Trouble is, the primary source of tension has little to do with numerous people sharing close quarters. Erik, who’s in his 50s, falls in love with a student, Emma (Helene Reingaard Neumann), who’s maybe half his age. That’s just about the oldest story going, and the sole novelty here is Erik’s decision to invite Emma to join the commune, and Anna’s corresponding decision not to oppose Emma’s presence in the house. Will this prove to be a toxic environment? Indeed it will, and The Commune rarely avoids the obvious as it chronicles the emotional fallout. The two leads are terrific actors (both of whom have worked with Vinterberg multiple times, including in The Celebration), and Dyrholm beautifully captures the mind-set of a woman who’s fiercely determined not to come across as judgmental or small-minded, even at the expense of her own happiness and well-being. But Thomsen can’t do much with Erik’s generic midlife crisis, and the problems involved in a separated couple cohabiting with the husband’s new, much younger lover are so fundamental that they’re just not dramatically compelling.
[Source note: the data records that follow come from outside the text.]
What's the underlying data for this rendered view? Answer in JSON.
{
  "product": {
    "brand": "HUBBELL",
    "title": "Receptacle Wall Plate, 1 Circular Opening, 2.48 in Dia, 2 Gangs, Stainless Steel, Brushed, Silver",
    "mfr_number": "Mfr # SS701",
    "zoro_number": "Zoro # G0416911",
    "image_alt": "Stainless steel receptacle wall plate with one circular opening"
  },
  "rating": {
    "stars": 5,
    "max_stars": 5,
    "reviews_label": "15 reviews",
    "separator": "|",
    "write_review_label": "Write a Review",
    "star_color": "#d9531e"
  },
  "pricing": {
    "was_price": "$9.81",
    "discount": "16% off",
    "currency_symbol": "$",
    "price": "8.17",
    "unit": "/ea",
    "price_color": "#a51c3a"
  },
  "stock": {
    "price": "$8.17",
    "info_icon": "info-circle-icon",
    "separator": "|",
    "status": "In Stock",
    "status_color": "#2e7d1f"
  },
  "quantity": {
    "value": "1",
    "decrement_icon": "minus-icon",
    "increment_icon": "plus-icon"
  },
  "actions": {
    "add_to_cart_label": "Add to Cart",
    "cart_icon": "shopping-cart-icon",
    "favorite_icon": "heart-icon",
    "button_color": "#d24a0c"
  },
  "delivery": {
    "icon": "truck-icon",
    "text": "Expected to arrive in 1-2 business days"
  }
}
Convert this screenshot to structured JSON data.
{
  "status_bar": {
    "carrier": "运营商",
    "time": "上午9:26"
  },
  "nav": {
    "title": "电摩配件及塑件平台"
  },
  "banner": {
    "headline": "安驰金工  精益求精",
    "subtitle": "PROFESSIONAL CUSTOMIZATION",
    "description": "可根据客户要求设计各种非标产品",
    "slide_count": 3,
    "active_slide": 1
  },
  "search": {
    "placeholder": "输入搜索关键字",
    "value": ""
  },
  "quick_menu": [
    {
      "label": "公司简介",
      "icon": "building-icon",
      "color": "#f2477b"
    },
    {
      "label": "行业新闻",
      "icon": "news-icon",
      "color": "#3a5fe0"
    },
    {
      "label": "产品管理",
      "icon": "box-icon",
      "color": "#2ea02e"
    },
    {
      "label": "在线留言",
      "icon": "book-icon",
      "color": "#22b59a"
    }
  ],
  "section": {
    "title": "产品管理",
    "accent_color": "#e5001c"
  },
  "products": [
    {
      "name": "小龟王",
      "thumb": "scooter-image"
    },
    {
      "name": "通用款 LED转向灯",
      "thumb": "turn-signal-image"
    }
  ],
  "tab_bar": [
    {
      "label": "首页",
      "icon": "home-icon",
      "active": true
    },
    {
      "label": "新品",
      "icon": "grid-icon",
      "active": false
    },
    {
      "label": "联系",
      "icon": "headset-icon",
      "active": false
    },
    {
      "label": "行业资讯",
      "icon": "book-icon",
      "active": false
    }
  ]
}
Oh, is that not a good idea? What a shocker.

Meanwhile, the rest of the commune members—some of whom make a strong impression early on—gradually fall by the wayside. Apart from a maudlin subplot involving another couple’s ailing son, which pops up every so often in a fairly transparent effort to set up the movie’s climax, there’s little effort to integrate the supporting cast with the central love triangle; everyone else is around merely to justify Emma being around, as a commune is the only plausible reason for her to be in the same house as Anna. Vinterberg doesn’t even seem especially interested in conveying what it was like to share his home with a gaggle of non-relatives (though the neat freak who keeps designating other people’s stray belongings as garbage and setting them on fire must have been taken from real life). For some reason, he’d rather serve up yet another middle-aged man who throws his wife over for a Kewpie doll. Shoving the three of them into the same large building with some glorified extras can’t single-handedly make that scenario less stale.